In the next week our constituents will be receiving a copy of The Wexner Foundation's just released More than Managing: The Relentless Pursuit of Jewish Leadership, published by Jewish Lights, an imprint of Turner Publishing.  This book of essays, written by a sampling of alumni, faculty and friends of our programs, was curated and edited by longtime friend and faculty member Rabbi Dr. Lawrence Hoffman.  This article serves as an introduction to the book.  We hope you will enjoy the book, use it and share its wisdom with others.  If you are inspired, we encourage you to buy a copy for a friend or colleague. 

It is actually possible not just to be part of history but to make history happen.  That, indeed, is the Jewish mandate in a nutshell (“partners with God in creation,” tikkun olam, and so forth); and if you are reading this article, you surely take that mandate seriously.  Why, I ask myself, do I insist on remaining so deeply involved in the Wexner vision, if not because that vision is the insistence on making history happen. 

I mean that claim with all due seriousness.  What Les Wexner gave us some thirty years ago was more than a Jewish education for adults, more than leadership training and more than just a network of friends and a life-changing experience personally. He offered a vision of a better community, a better country, a better world and a chance to matter by wedding our Jewish identity to the task of bringing all that betterment about.  He then created a foundation to make that vision a reality. 

Just last year, some 1,500 of us attended a gala celebration of the Foundation’s anniversary, to say “Thank you.”  But even as we celebrated the past, we looked to the future and to launch it, we present More Than Managing — a set of short but representative essays from the entire gamut of the Wexner experiment thus far.  Read it as a manifesto for the future: an announcement that we can be the makers of a better human destiny. 

Jewish organizational life is awash with publications on organizational change and effective leadership, but from mutually exclusive sources: Business and Organizational Studies, on one hand, and Jewish Studies on the other.  The former addresses leadership, but not the religious soul.  The latter speak from their Jewish soul, but are only secondarily engaged in the academic study of leadership.  More than Managing combines the two — and it does so with accessibility as its guiding principle.  Essays are short and to the point; carefully edited to provide impact and understanding.
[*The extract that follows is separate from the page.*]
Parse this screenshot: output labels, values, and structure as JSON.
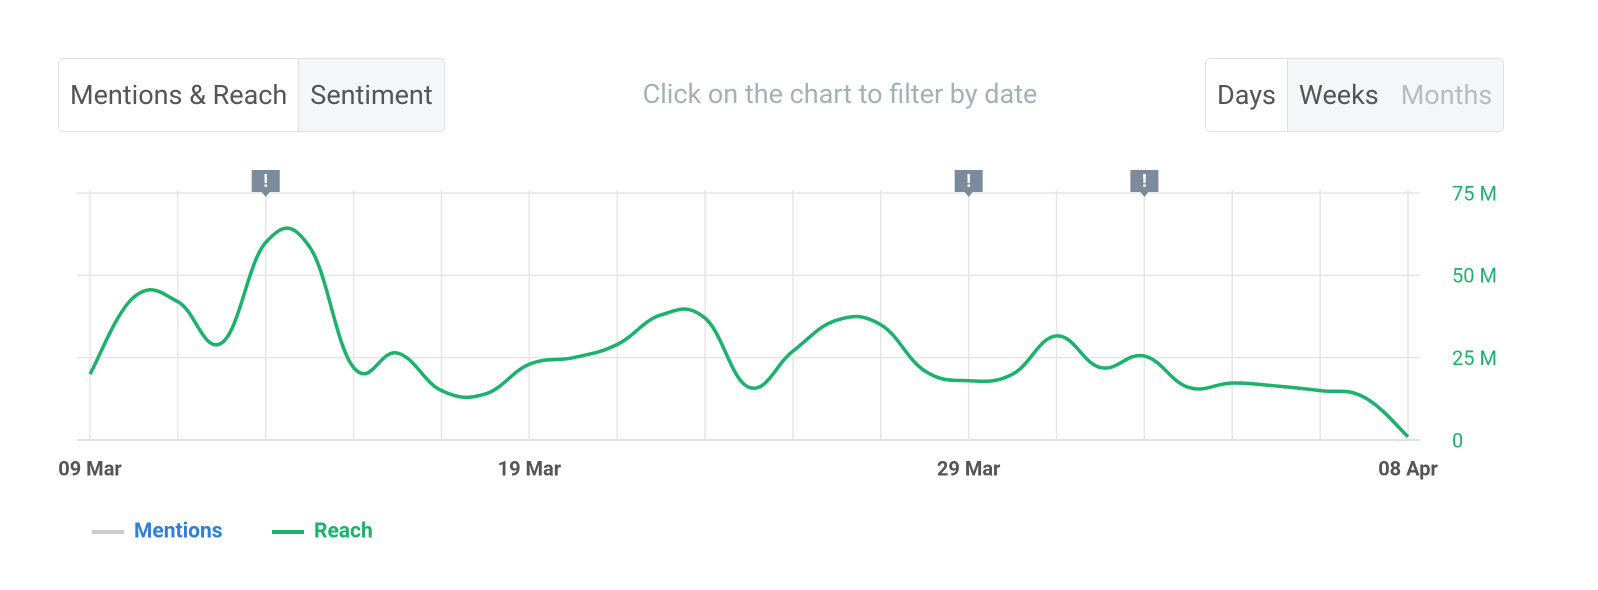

It is, therefore, a unique contribution to the literature on leadership for our time: whether in Israel or in North America — and, for that matter, everywhere else that Jews seek to combine the wisdom of Jewish tradition with insights on leadership in general.  From North America, we get titles like, “The Quietly Insistent Jewish Entrepreneur,” “Moral Leadership in Jewish Day Schools” and “Model-Driven or Market Driven: A Lesson From Birthright Israel”; Israeli authors write about “Battling Corruption in a Diverse  Democracy,” “The Enduring Leadership of Ben Gurion” and “Gender in the IDF: Promoting Women in a Male Organization.”  More general topics include, “Three Eras of Jewish History and Their Leaders” “The Moral Mandate of Community,” “First Plant the Sapling: Beyond Messianic Leadership” and “Purpose, People and Principle: Leadership for the Unnatural Leader.”  Leslie Wexner himself weighs in with concluding thoughts on how a business genius, an ardent humanitarian and a committed Jew sees business and religion working in happy collaboration toward a better world for all. 

Let me speak personally (I do, after all, know so many of you: I was privileged to have many of you in my classes).  I have written and edited more than 40 books by now. But this one stands out, for the breadth of its scope and the depth of its contributors. My own teachers are there — people like Rabbi "Yitz" Greenberg, who pioneered the field of Jewish education for laypeople so many years ago.  Then too, I had never before worked so closely with such a diversity of experts: internationally renowned professors of leadership and business, largely at Harvard’s Kennedy School; up-and-coming Israelis who studied here as Wexner Fellows and now lead change in Israel’s complex democracy; Wexner’s Judaic faculty from around the globe; and graduates of its programs who have much to say about realizing the vision in their own remarkable ways. 

History happens all the time, but some eras are ripe for more trenchant and far-reaching change; it takes no great genius to see that ours is such a time.  Jews need not be objects of history (all too often its victims); we can be history’s molders, its visionaries and its makers.  I treasure the Wexner vision because I want nothing less. I am sure you do too.  I am proud to offer this book as an invitation to the future.

Rabbi Lawrence A. Hoffman, PhD, has served for more than three decades as professor of liturgy at Hebrew Union College–Jewish Institute of Religion in New York.  He is a world-renowned liturgist and holder of the Stephen and Barbara Friedman Chair in Liturgy, Worship and Ritual.  
His work combines research in Jewish ritual, worship and spirituality with a passion for the spiritual renewal of contemporary Judaism.  Rabbi Hoffman co-founded and developed Synagogue 2/3000, a transdenominational project designed to envision and implement the ideal synagogue of the spirit for the twenty-first century.